In aanwezigheid van Franse en Amerikaanse hoogwaardigheidsbekleders werd de plechtigheid geopend door de verantwoordelijke van de begraafplaats Bert Caloud. In verschillende lezingen werd de invloed van de Amerikaanse strijdkrachten in dit gebied in juli 1918 verhaald. Vooral het werk van de 42edivisie ook Rainbow divisie genaamd werd aangehaald. Er waren citaten van de grote Amerikaanse dichter Joyce Kiilmer , niet ver hier vandaan gesneuveld en hier ook begraven ( Plot B, Row 9 , Grave 15). Ter ere van Quentin Roosevelt , jongste zoon van de president en als piloot omgekomen in de buurt in juli 1914 was er een vluchtdemonstratie met twee toestellen uit Wereldoorlog Een , waaronder een Nieuport , het toestel dat Quentin gebruikte.

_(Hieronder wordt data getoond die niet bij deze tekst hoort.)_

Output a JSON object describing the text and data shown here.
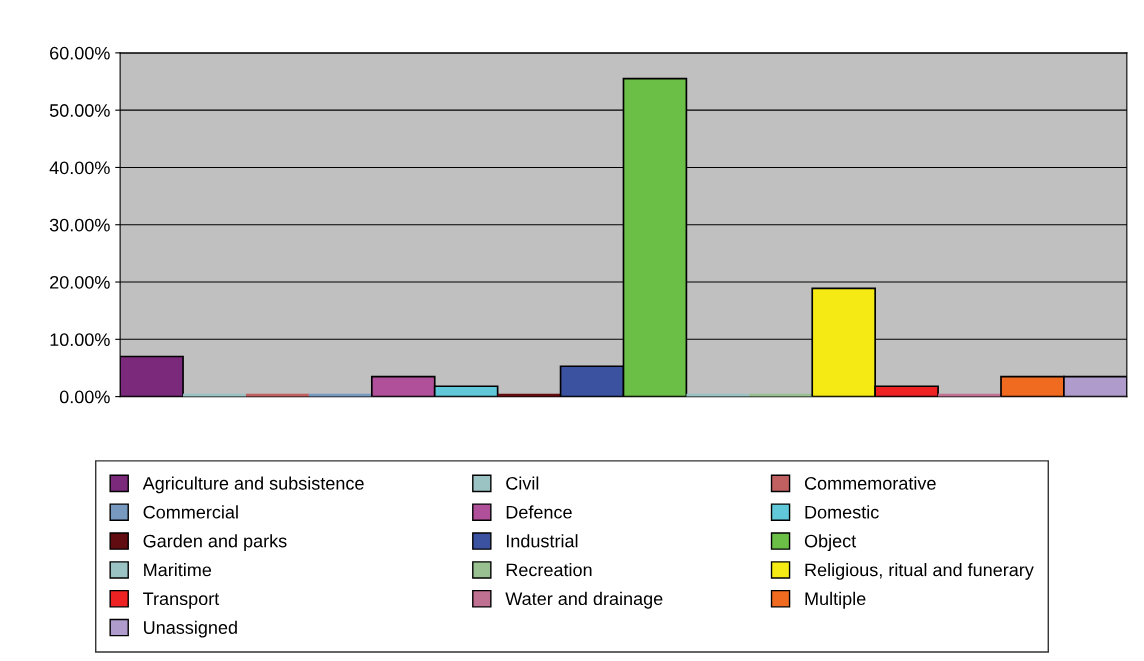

Verder las men de namen voor van 10 militairen , allen begraven op deze begraafplaats en allen met een DSC. Distinguised Service Cross , de tweede hoogste onderscheiding door Amerikaanse militairen te verkrijgen ten tijde van oorlog.

Ook 3 salvo’s uit een Frans 75 mm kanon  ( model 1897 ) klonken over de begraafplaats. Een immense neerlegging van kransen besloot de plechtigheid.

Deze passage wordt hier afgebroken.